The last coronation of a British monarch occurred in 1953. For most of us, this will be the first time we have witnessed a coronation. Unless you were physically present in Westminster in 1953, it will be the first time anyone has seen it take place in living color.
King Charles III has spent his entire life under the intense glare and scrutiny of the press, with every move and gesture recorded and reported by the media. Yet, despite the prevailing opinions of the general public, he remains a keen outdoorsman and sportsman, enjoying hunting and shooting competitions. He has been the patron and President of the National Rifle Association (UK) since 1977 and has participated in target-rifle competitions, representing the House of Lords in the Lords vs. Commons match held at Bisley, the home of the National Matches of the United Kingdom since 1851.
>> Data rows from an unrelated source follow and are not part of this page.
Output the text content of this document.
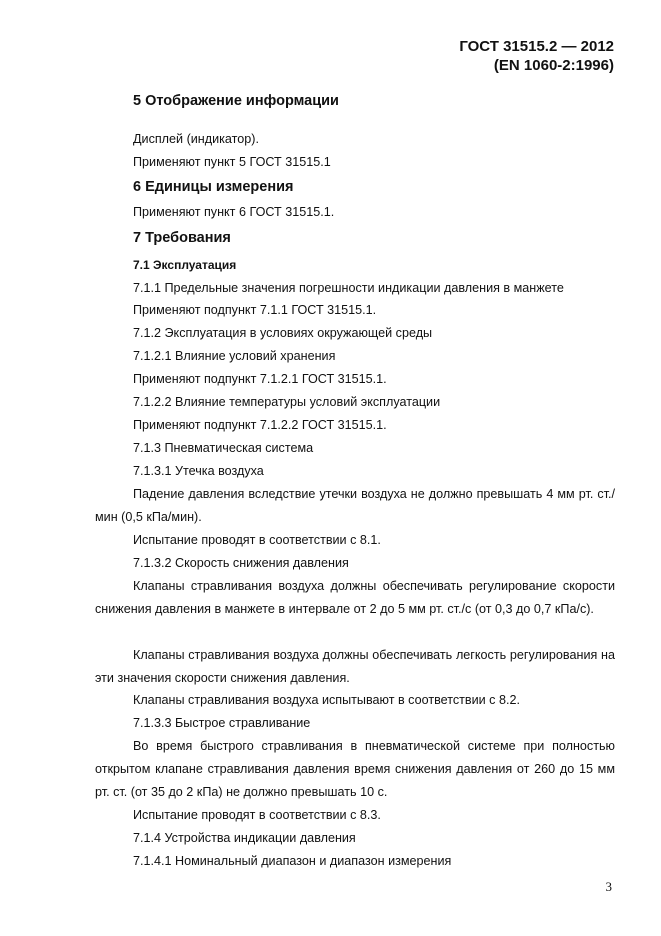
ГОСТ 31515.2 — 2012
(EN 1060-2:1996)
5 Отображение информации

Дисплей (индикатор).

Применяют пункт 5 ГОСТ 31515.1

6 Единицы измерения

Применяют пункт 6 ГОСТ 31515.1.

7 Требования
7.1 Эксплуатация

7.1.1 Предельные значения погрешности индикации давления в манжете

Применяют подпункт 7.1.1 ГОСТ 31515.1.

7.1.2 Эксплуатация в условиях окружающей среды

7.1.2.1 Влияние условий хранения

Применяют подпункт 7.1.2.1 ГОСТ 31515.1.

7.1.2.2 Влияние температуры условий эксплуатации

Применяют подпункт 7.1.2.2 ГОСТ 31515.1.

7.1.3 Пневматическая система

7.1.3.1 Утечка воздуха

Падение давления вследствие утечки воздуха не должно превышать 4 мм рт. ст./мин (0,5 кПа/мин).

Испытание проводят в соответствии с 8.1.

7.1.3.2 Скорость снижения давления

Клапаны стравливания воздуха должны обеспечивать регулирование скорости снижения давления в манжете в интервале от 2 до 5 мм рт. ст./с (от 0,3 до 0,7 кПа/с).

Клапаны стравливания воздуха должны обеспечивать легкость регулирования на эти значения скорости снижения давления.

Клапаны стравливания воздуха испытывают в соответствии с 8.2.

7.1.3.3 Быстрое стравливание

Во время быстрого стравливания в пневматической системе при полностью открытом клапане стравливания давления время снижения давления от 260 до 15 мм рт. ст. (от 35 до 2 кПа) не должно превышать 10 с.

Испытание проводят в соответствии с 8.3.

7.1.4 Устройства индикации давления

7.1.4.1 Номинальный диапазон и диапазон измерения

3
The National Rifle Association of America’s National Firearms Museum in Fairfax, VA, has two guns that have a direct link to the new King. One is a Feinwerkbau Omega 124 air rifle with a custom stock and engraving done by Don Robinson of Halifax, England. The other is a Westley Richards side-by-side 12-gauge shotgun engraved by the Brown Brothers and presented to the then Prince of Wales and his bride, Lady Diana Spencer on the day of their wedding, July 29, 1981.
The Feinwerkbau was exquisitely crafted by Robinson, who inlaid numerous symbols of the Prince of Wales into the stock using differing exotic woods for contrast. The three feathers are known as the Prince of Wales’ feathers. They are the heraldic badge of the Prince of Wales, consisting of three white ostrich feathers inside a gold coronet. A ribbon below the coronet bears the motto Ich dien, which, translated from German, means “I Serve.” This has been the traditional symbol of the Prince of Wales since the days of Edward the Black Prince in the 1300s.
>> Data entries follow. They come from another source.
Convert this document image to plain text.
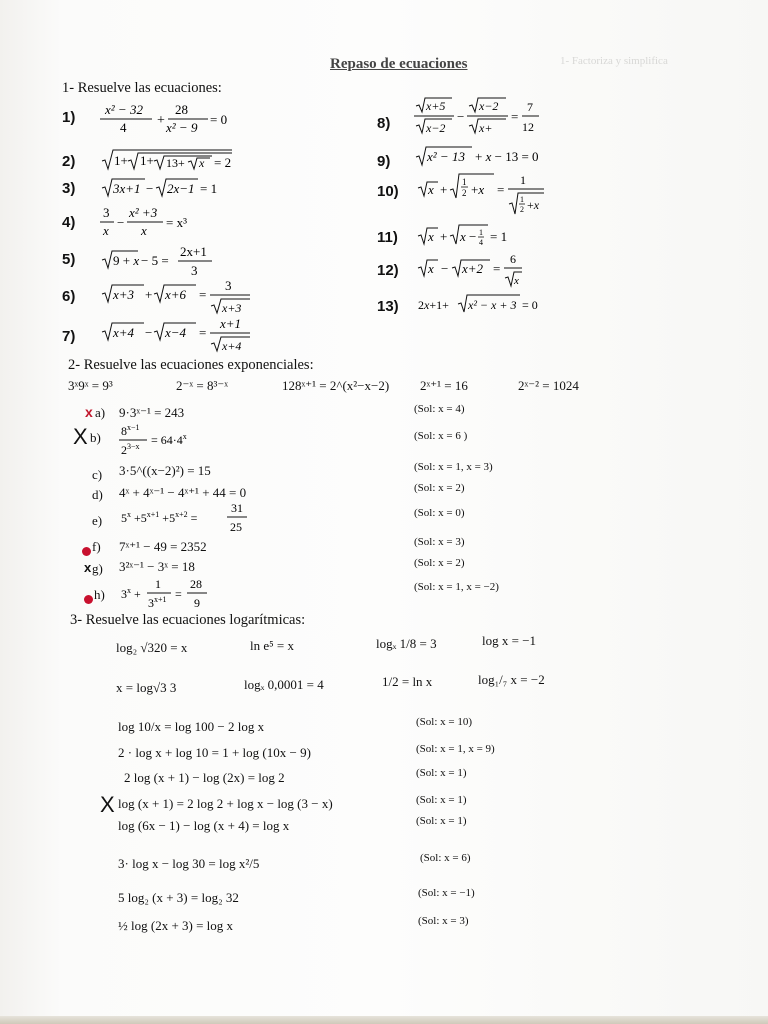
1- Factoriza y simplifica
Repaso de ecuaciones
1- Resuelve las ecuaciones:
1) x² − 32
4 +
28
x² − 9
= 0
2)	1+ 1+ 13+ x = 2
3)	3x+1 − 2x−1 = 1
4)
3
x
−
x² +3
x
= x³
5)	9 + x − 5 =
2x+1
3
6)	x+3 + x+6 =
3
x+3
7)	x+4 − x−4 =
x+1
x+4
8)
x+5
x−2
−
x−2
x+
=
7
12
9)	x² − 13 + x − 13 = 0
10) x + 1
2 +x =
1
1
2 +x
11) x + x − 1
4 = 1
12) x − x+2 =
6
x
13) 2x+1+ x² − x + 3 = 0
2- Resuelve las ecuaciones exponenciales:
3ˣ9ˣ = 9³	2⁻ˣ = 8³⁻ˣ	128ˣ⁺¹ = 2^(x²−x−2) 2ˣ⁺¹ = 16	2ˣ⁻² = 1024
x a) 9·3ˣ⁻¹ = 243	(Sol: x = 4)
X b) $8^{x-1}$
$2^{3-x} = 64\cdot 4^x$	(Sol: x = 6 )
c) 3·5^((x−2)²) = 15	(Sol: x = 1, x = 3)
d) 4ˣ + 4ˣ⁻¹ − 4ˣ⁺¹ + 44 = 0	(Sol: x = 2)
e) $5^x +5^{x+1} +5^{x+2}$ =
31
25
(Sol: x = 0)
f) 7ˣ⁺¹ − 49 = 2352	(Sol: x = 3)
x g) 3²ˣ⁻¹ − 3ˣ = 18	(Sol: x = 2)
h) $3^x$ +
1
$3^{x+1}$ =
28
9
(Sol: x = 1, x = −2)
3- Resuelve las ecuaciones logarítmicas:
log₂ √320 = x	ln e⁵ = x	logₓ 1/8 = 3	log x = −1
x = log√3 3	logₓ 0,0001 = 4	1/2 = ln x	log₁/₇ x = −2
log 10/x = log 100 − 2 log x	(Sol: x = 10)
2 · log x + log 10 = 1 + log (10x − 9)	(Sol: x = 1, x = 9)
2 log (x + 1) − log (2x) = log 2	(Sol: x = 1)
X log (x + 1) = 2 log 2 + log x − log (3 − x)	(Sol: x = 1)
log (6x − 1) − log (x + 4) = log x	(Sol: x = 1)
3· log x − log 30 = log x²/5	(Sol: x = 6)
5 log₂ (x + 3) = log₂ 32	(Sol: x = −1)
½ log (2x + 3) = log x	(Sol: x = 3)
The in-file correspondence that was amassed in 1989—when the gun was donated to us—stated that Prince Charles wished to personally donate the gun to the NRA of America as a gesture of gratitude for the NRA’s assistance in the 1940 Campaign to Save a British Home. In this program, thousands of Americans donated firearms to the British Home Guard for use in the event of a German invasion. As the 1937 Gun Control Act in Great Britain had effectively ended the private ownership of firearms, there was a clear danger of the “tiny island nation,” as Churchill phrased it, being overrun by the German army. Ads were taken out in American Rifleman magazine in November of 1940 and in August of 1941 for useful firearms. Some 25,000 firearms of all types and two million rounds of ammo were rushed to the defense of Britain. In June of 1942, long after the threat of Operation Sea Lion (Hitler’s planned invasion of England) had passed, the program was abandoned. America sent soldiers to finish the job.
Three-quarters of a billion people watched Prince Charles marry Lady Diana Frances Spencer on July 29, 1981 at Saint Paul’s Cathedral in London. More than 600,000 lined the streets of that city in hopes of catching a glimpse of the royal couple in what was described as the wedding of the century.
To commemorate the event, the firm of Westley Richards made an exquisite side-lock side-by-side 12-gauge shotgun and commissioned J.P. and A.M. Brown (a.k.a. The Brown Brothers) to inlay the gun with gold engraving and numerous symbols that tied in to the royal couple. To say it is stunning would be to do it a disservice, as stunning only begins to describe its beauty.
The gun was originally purchased by Kenneth E. Behring, former owner of the Seattle Seahawks, and subsequently auctioned off. It was acquired by Robert E. Petersen of Petersen Publishing in Los Angeles, CA, and in turn gifted to the National Firearms Museum from the Petersen Estate in 2010. It is one of the most popular exhibits in the Petersen Gallery.